Tailoring treatment in mCRPC

During his talk, Dr. Oudard generally discussed how clinicians might interpret available clinical trial data to help them decide which treatment approach to use for individual patients.

First, he looked at post hoc analysis data from the IMPACT study (Urology 2013;81:1297-302) with sipuleucel-T. In this trial, immunotherapy-treated patients had a median overall survival gain of 13 months over controls, when their baseline prostate-specific antigen (PSA) levels were 22.1 mg/mL or lower. As PSA levels increased, however, survival gains were substantially decreased, with a gain of just 2.8 months when PSA was over 134.1 ng/mL.

“So it means if you want to use immunotherapy you perhaps need to use it in asymptomatic patients with a low disease burden,” Dr. Oudard suggested.

Predicting response to treatment

Looking at the use of abiraterone acetate and enzalutamide after docetaxel, he noted that primary resistance to these agents develops in one-third to one-quarter of patients. This usually happens at around the 3-month mark, so it would be advisable to stop using androgen receptor (AR)-targeted agents at this point and find an alternative approach.

Combining AR-targeted agents might seem like a potential option, but data suggest that this approach does not overcome primary resistance, and research has focused on trying to determine which patients will and will not respond to AR-targeted agents.

Results of this research suggest that the duration of response to first-line ADT might be predictive of the risk for primary resistance to AR-targeted agents, with a shorter (12 months) ADT response, but not the duration of hormonal therapy, being associated with a lower response to subsequent ADT.

Another interesting parameter that might help predict response and outcome to treatment is the neutrophil/lymphocyte ratio, with the higher the ratio, the lower the overall survival to abiraterone, docetaxel, and cabazitaxel.

High residual baseline testosterone, below the level of castration, also seems a promising way to predict better response to endocrine therapies, Dr. Oudard observed, but this requires further validation.

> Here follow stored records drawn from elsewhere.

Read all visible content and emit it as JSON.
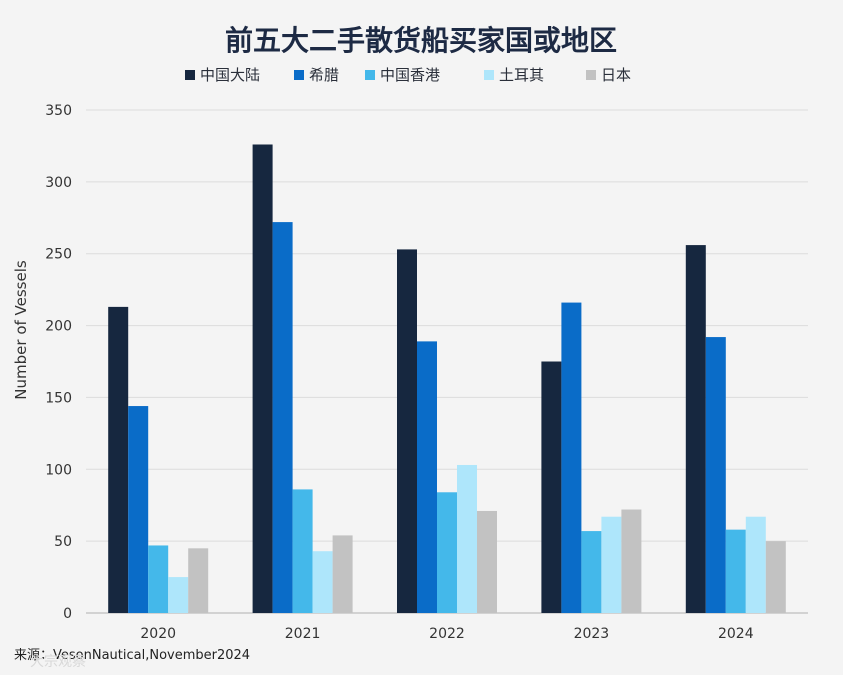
{
  "chart_data": {
    "type": "bar",
    "title": "前五大二手散货船买家国或地区",
    "ylabel": "Number of Vessels",
    "xlabel": "",
    "categories": [
      "2020",
      "2021",
      "2022",
      "2023",
      "2024"
    ],
    "ylim": [
      0,
      350
    ],
    "yticks": [
      0,
      50,
      100,
      150,
      200,
      250,
      300,
      350
    ],
    "grid": true,
    "legend_position": "top",
    "series": [
      {
        "name": "中国大陆",
        "color": "#16273f",
        "values": [
          213,
          326,
          253,
          175,
          256
        ]
      },
      {
        "name": "希腊",
        "color": "#0a6cc8",
        "values": [
          144,
          272,
          189,
          216,
          192
        ]
      },
      {
        "name": "中国香港",
        "color": "#44b8ea",
        "values": [
          47,
          86,
          84,
          57,
          58
        ]
      },
      {
        "name": "土耳其",
        "color": "#aee6fb",
        "values": [
          25,
          43,
          103,
          67,
          67
        ]
      },
      {
        "name": "日本",
        "color": "#c2c2c2",
        "values": [
          45,
          54,
          71,
          72,
          50
        ]
      }
    ],
    "source": "来源：VesonNautical,November2024"
  },
  "watermark": "大宗观察"
}
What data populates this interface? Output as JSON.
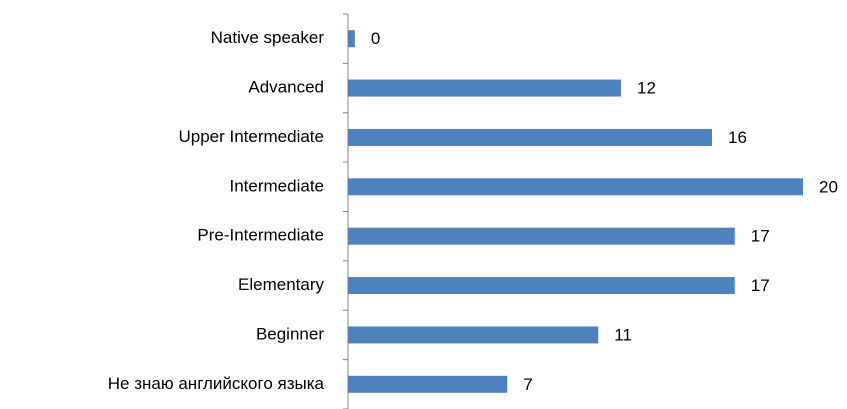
{
  "chart_data": {
    "type": "hbar",
    "categories": [
      "Native speaker",
      "Advanced",
      "Upper Intermediate",
      "Intermediate",
      "Pre-Intermediate",
      "Elementary",
      "Beginner",
      "Не знаю английского языка"
    ],
    "values": [
      0.3,
      12,
      16,
      20,
      17,
      17,
      11,
      7
    ],
    "value_labels": [
      "0",
      "12",
      "16",
      "20",
      "17",
      "17",
      "11",
      "7"
    ],
    "color": "#4f81bd",
    "xlim": [
      0,
      20
    ]
  }
}
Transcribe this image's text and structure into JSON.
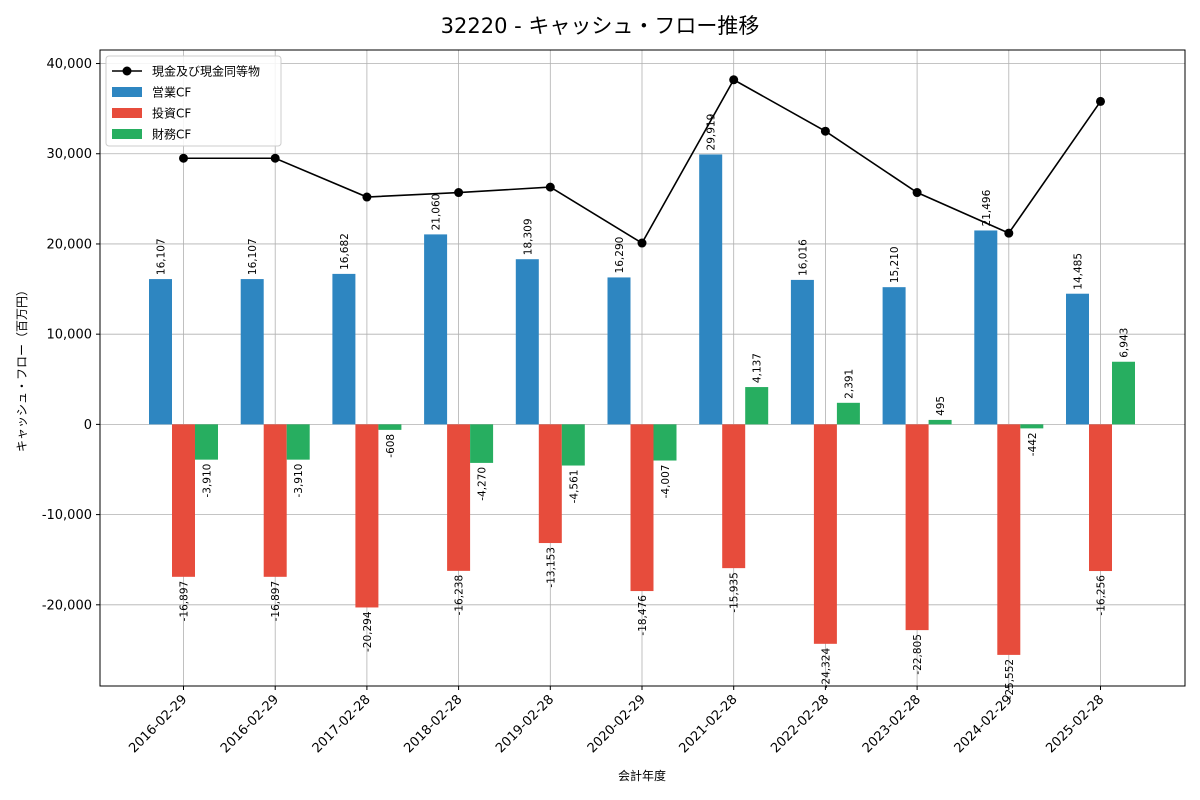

And the presence of a genetic anomaly (the AR-V7 splice variant) in circulating tumor cells is “very promising but requires methodology validation” for use as a marker of abiraterone and enzalutamide resistance (N. Engl. J. Med. 2014;371:1028-38).

Treating refractory patients

So what are the options for patients who are refractory to first-line treatments? Data suggest that better overall survival can be achieved if patients who are “truly refractory to docetaxel” are treated with cabazitaxel rather than an AR-targeted agent, Dr. Oudard said.

It also appears that overall survival is better if docetaxel is used before abiraterone than if it is used after, and “interesting” in vitro data show that cabazitaxel seems to have greater antitumor activity than does docetaxel in enzalutamide-resistant xenografts.

Dr. Oudard also presented data showing that the PSA response achieved with cabazitaxel does not appear to be influenced by the prior use of AR-targeted agents.

Higher overall survival can be achieved in the post-docetaxel setting if cabazitaxel is used before abiraterone than if it was used after, he observed, His own data have shown a trend for better survival if the sequence of treatment starts with docetaxel, changes to cabazitaxel, and then goes to abiraterone rather than if patients receive abiraterone before cabazitaxel. The sequence of these three drugs also seems preferable rather than using docetaxel followed by cabazitaxel, he said. Large retrospective or observational studies need to address these points.

“We need to think about the sequence of treatment as early as possible,” Dr. Oudard concluded. Considering the CHAARTED study findings, he added: “We maybe need to propose chemotherapy much earlier” in order to overcome resistance. “The difference in using docetaxel much earlier is huge in terms of overall survival outcome.”

Dr. Oudard has consulting agreements with Bayer, GSK, Janssen, Keocyt, Novartis, Pfizer, Roche, Sanofi, and Takeda.